In its Appendix is given the derivation of Bertrands Theorem.

Here $x=u-u_0$ is the deviation from circularity and $J(u)=-\frac{m}{l^{2}} \frac{d}{d u} V\left(\frac{1}{u}\right)=-\frac{m}{l^{2} u^{2}} f\left(\frac{1}{u}\right)$

If the R.H.S of A-10 was zero, the solution was then $a \cos(β\theta)$. However if there are terms on the RHS as given in equation A-10 the author writes the solution as a Fourier sum involving only cosine terms .
Now how does the author know that we should use a Fourier expansion of $x$ using only cosine terms with argument $β\theta$?

 

[anuttarasammyak]

Do you have a condition that RHS of A-10 is even function of $\theta$ ?

 

[Kashmir]

Do you have a condition that RHS of A-10 is even function of $\theta$ ?

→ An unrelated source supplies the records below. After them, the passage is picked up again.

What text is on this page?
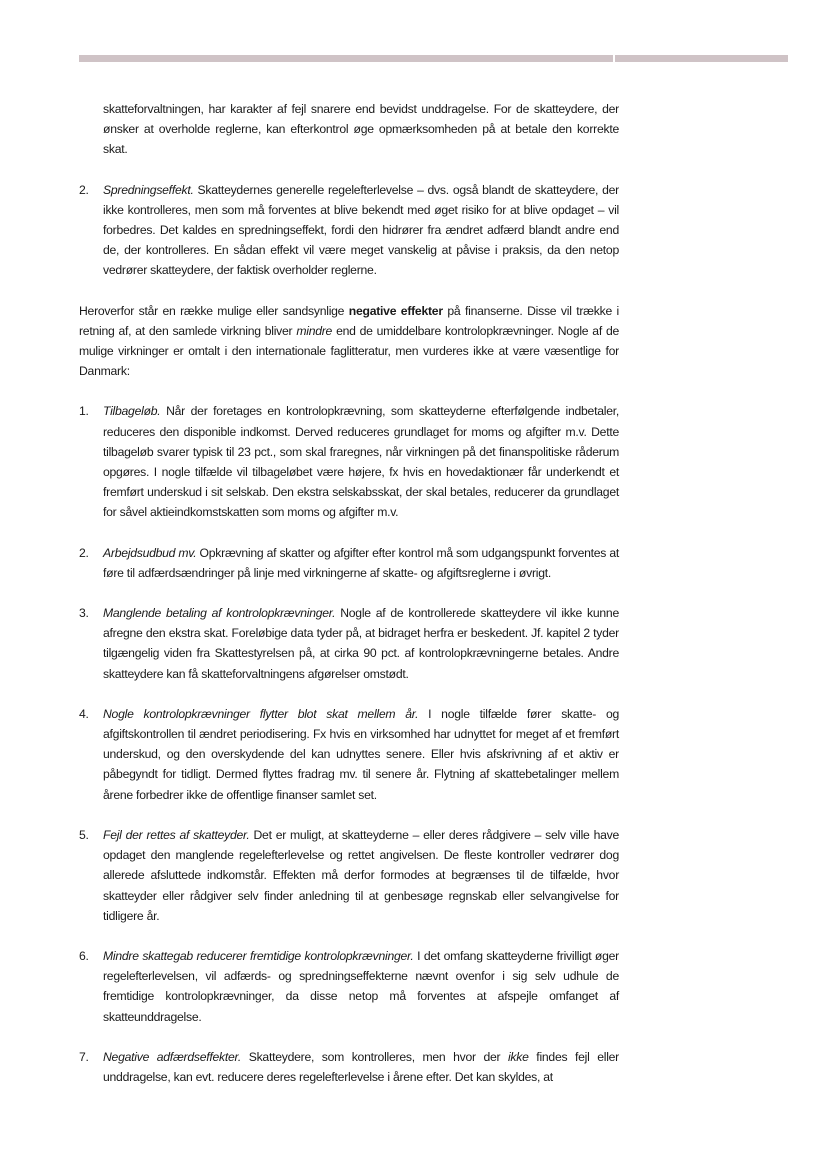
skatteforvaltningen, har karakter af fejl snarere end bevidst unddragelse. For de skatteydere, der ønsker at overholde reglerne, kan efterkontrol øge opmærksomheden på at betale den korrekte skat.

2. Spredningseffekt. Skatteydernes generelle regelefterlevelse – dvs. også blandt de skatteydere, der ikke kontrolleres, men som må forventes at blive bekendt med øget risiko for at blive opdaget – vil forbedres. Det kaldes en spredningseffekt, fordi den hidrører fra ændret adfærd blandt andre end de, der kontrolleres. En sådan effekt vil være meget vanskelig at påvise i praksis, da den netop vedrører skatteydere, der faktisk overholder reglerne.

Heroverfor står en række mulige eller sandsynlige negative effekter på finanserne. Disse vil trække i retning af, at den samlede virkning bliver mindre end de umiddelbare kontrolopkrævninger. Nogle af de mulige virkninger er omtalt i den internationale faglitteratur, men vurderes ikke at være væsentlige for Danmark:

1. Tilbageløb. Når der foretages en kontrolopkrævning, som skatteyderne efterfølgende indbetaler, reduceres den disponible indkomst. Derved reduceres grundlaget for moms og afgifter m.v. Dette tilbageløb svarer typisk til 23 pct., som skal fraregnes, når virkningen på det finanspolitiske råderum opgøres. I nogle tilfælde vil tilbageløbet være højere, fx hvis en hovedaktionær får underkendt et fremført underskud i sit selskab. Den ekstra selskabsskat, der skal betales, reducerer da grundlaget for såvel aktieindkomstskatten som moms og afgifter m.v.
2. Arbejdsudbud mv. Opkrævning af skatter og afgifter efter kontrol må som udgangspunkt forventes at føre til adfærdsændringer på linje med virkningerne af skatte- og afgiftsreglerne i øvrigt.
3. Manglende betaling af kontrolopkrævninger. Nogle af de kontrollerede skatteydere vil ikke kunne afregne den ekstra skat. Foreløbige data tyder på, at bidraget herfra er beskedent. Jf. kapitel 2 tyder tilgængelig viden fra Skattestyrelsen på, at cirka 90 pct. af kontrolopkrævningerne betales. Andre skatteydere kan få skatteforvaltningens afgørelser omstødt.
4. Nogle kontrolopkrævninger flytter blot skat mellem år. I nogle tilfælde fører skatte- og afgiftskontrollen til ændret periodisering. Fx hvis en virksomhed har udnyttet for meget af et fremført underskud, og den overskydende del kan udnyttes senere. Eller hvis afskrivning af et aktiv er påbegyndt for tidligt. Dermed flyttes fradrag mv. til senere år. Flytning af skattebetalinger mellem årene forbedrer ikke de offentlige finanser samlet set.
5. Fejl der rettes af skatteyder. Det er muligt, at skatteyderne – eller deres rådgivere – selv ville have opdaget den manglende regelefterlevelse og rettet angivelsen. De fleste kontroller vedrører dog allerede afsluttede indkomstår. Effekten må derfor formodes at begrænses til de tilfælde, hvor skatteyder eller rådgiver selv finder anledning til at genbesøge regnskab eller selvangivelse for tidligere år.
6. Mindre skattegab reducerer fremtidige kontrolopkrævninger. I det omfang skatteyderne frivilligt øger regelefterlevelsen, vil adfærds- og spredningseffekterne nævnt ovenfor i sig selv udhule de fremtidige kontrolopkrævninger, da disse netop må forventes at afspejle omfanget af skatteunddragelse.
7. Negative adfærdseffekter. Skatteydere, som kontrolleres, men hvor der ikke findes fejl eller unddragelse, kan evt. reducere deres regelefterlevelse i årene efter. Det kan skyldes, at
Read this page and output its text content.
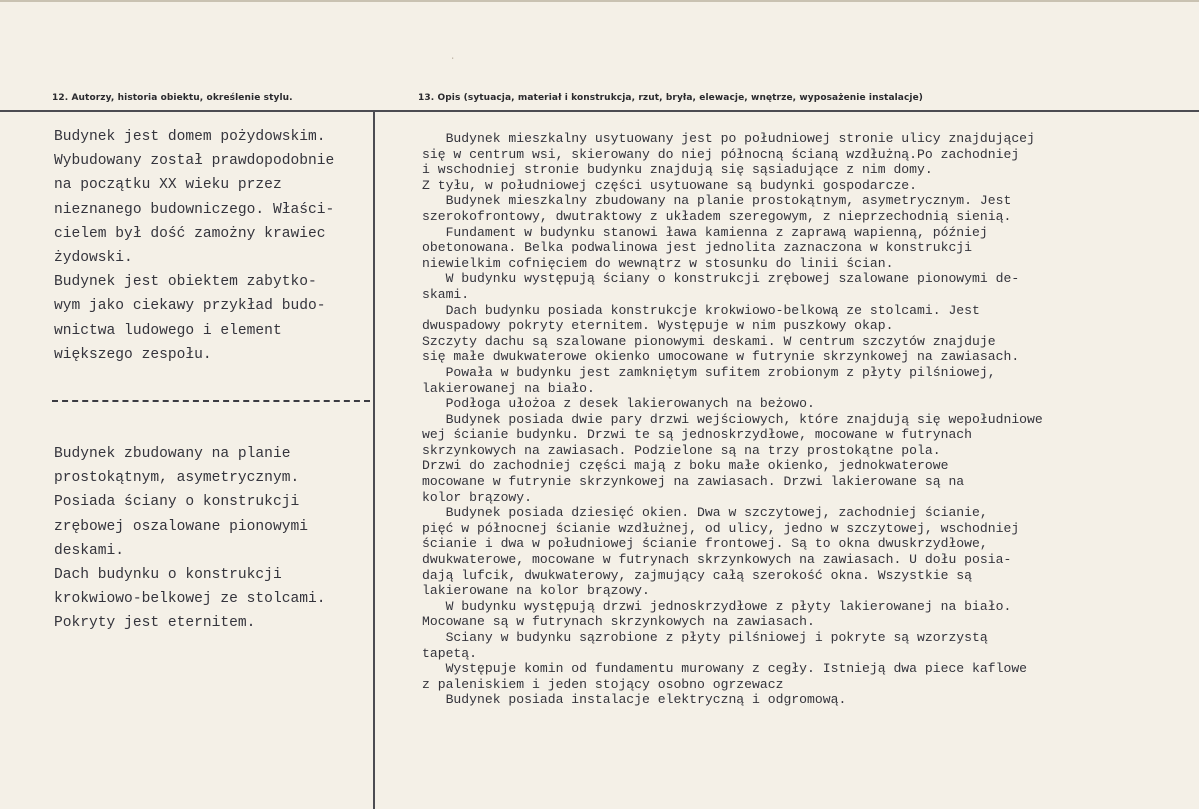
⋅
12. Autorzy, historia obiektu, określenie stylu.	13. Opis (sytuacja, materiał i konstrukcja, rzut, bryła, elewacje, wnętrze, wyposażenie instalacje)
Budynek jest domem pożydowskim.
Wybudowany został prawdopodobnie
na początku XX wieku przez
nieznanego budowniczego. Właści-
cielem był dość zamożny krawiec
żydowski.
Budynek jest obiektem zabytko-
wym jako ciekawy przykład budo-
wnictwa ludowego i element
większego zespołu.
Budynek zbudowany na planie
prostokątnym, asymetrycznym.
Posiada ściany o konstrukcji
zrębowej oszalowane pionowymi
deskami.
Dach budynku o konstrukcji
krokwiowo-belkowej ze stolcami.
Pokryty jest eternitem.
Budynek mieszkalny usytuowany jest po południowej stronie ulicy znajdującej
się w centrum wsi, skierowany do niej północną ścianą wzdłużną.Po zachodniej
i wschodniej stronie budynku znajdują się sąsiadujące z nim domy.
Z tyłu, w południowej części usytuowane są budynki gospodarcze.
Budynek mieszkalny zbudowany na planie prostokątnym, asymetrycznym. Jest
szerokofrontowy, dwutraktowy z układem szeregowym, z nieprzechodnią sienią.
Fundament w budynku stanowi ława kamienna z zaprawą wapienną, później
obetonowana. Belka podwalinowa jest jednolita zaznaczona w konstrukcji
niewielkim cofnięciem do wewnątrz w stosunku do linii ścian.
W budynku występują ściany o konstrukcji zrębowej szalowane pionowymi de-
skami.
Dach budynku posiada konstrukcje krokwiowo-belkową ze stolcami. Jest
dwuspadowy pokryty eternitem. Występuje w nim puszkowy okap.
Szczyty dachu są szalowane pionowymi deskami. W centrum szczytów znajduje
się małe dwukwaterowe okienko umocowane w futrynie skrzynkowej na zawiasach.
Powała w budynku jest zamkniętym sufitem zrobionym z płyty pilśniowej,
lakierowanej na biało.
Podłoga ułożoa z desek lakierowanych na beżowo.
Budynek posiada dwie pary drzwi wejściowych, które znajdują się wepołudniowe
wej ścianie budynku. Drzwi te są jednoskrzydłowe, mocowane w futrynach
skrzynkowych na zawiasach. Podzielone są na trzy prostokątne pola.
Drzwi do zachodniej części mają z boku małe okienko, jednokwaterowe
mocowane w futrynie skrzynkowej na zawiasach. Drzwi lakierowane są na
kolor brązowy.
Budynek posiada dziesięć okien. Dwa w szczytowej, zachodniej ścianie,
pięć w północnej ścianie wzdłużnej, od ulicy, jedno w szczytowej, wschodniej
ścianie i dwa w południowej ścianie frontowej. Są to okna dwuskrzydłowe,
dwukwaterowe, mocowane w futrynach skrzynkowych na zawiasach. U dołu posia-
dają lufcik, dwukwaterowy, zajmujący całą szerokość okna. Wszystkie są
lakierowane na kolor brązowy.
W budynku występują drzwi jednoskrzydłowe z płyty lakierowanej na biało.
Mocowane są w futrynach skrzynkowych na zawiasach.
Sciany w budynku sązrobione z płyty pilśniowej i pokryte są wzorzystą
tapetą.
Występuje komin od fundamentu murowany z cegły. Istnieją dwa piece kaflowe
z paleniskiem i jeden stojący osobno ogrzewacz
Budynek posiada instalacje elektryczną i odgromową.
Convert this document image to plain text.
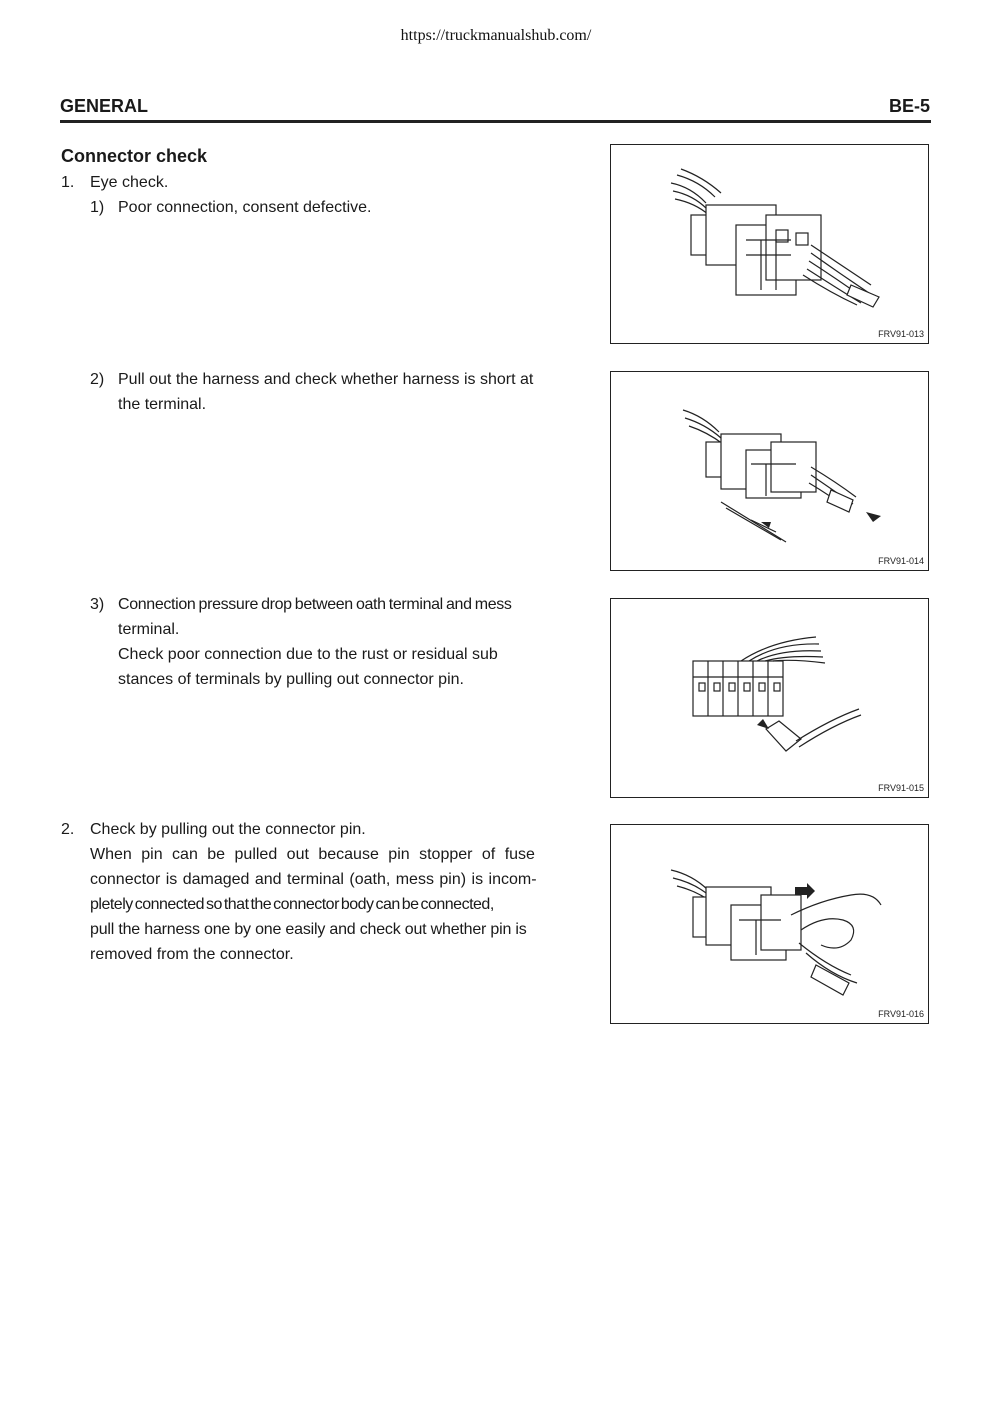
https://truckmanualshub.com/
GENERAL	BE-5
Connector check
1. Eye check.
1) Poor connection, consent defective.
2) Pull out the harness and check whether harness is short at
the terminal.
3) Connection pressure drop between oath terminal and mess
terminal.
Check poor connection due to the rust or residual sub
stances of terminals by pulling out connector pin.
2. Check by pulling out the connector pin.
When pin can be pulled out because pin stopper of fuse
connector is damaged and terminal (oath, mess pin) is incom-
pletely connected so that the connector body can be connected,
pull the harness one by one easily and check out whether pin is
removed from the connector.
FRV91-013
FRV91-014
FRV91-015
FRV91-016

We started from the orbit equation under a conservative central force written as
$\frac{d^{2} u}{d \theta^{2}}+u=J(u)$
where
$J(u)=-\frac{m}{l^{2}} \frac{d}{d u} V\left(\frac{1}{u}\right)=-\frac{m}{l^{2} u^{2}} f\left(\frac{1}{u}\right)$ which i believe if $u(x)$is its solution then $u(-x)$ is as well.
So maybe the eveness of solution comes from here. I'm not sure.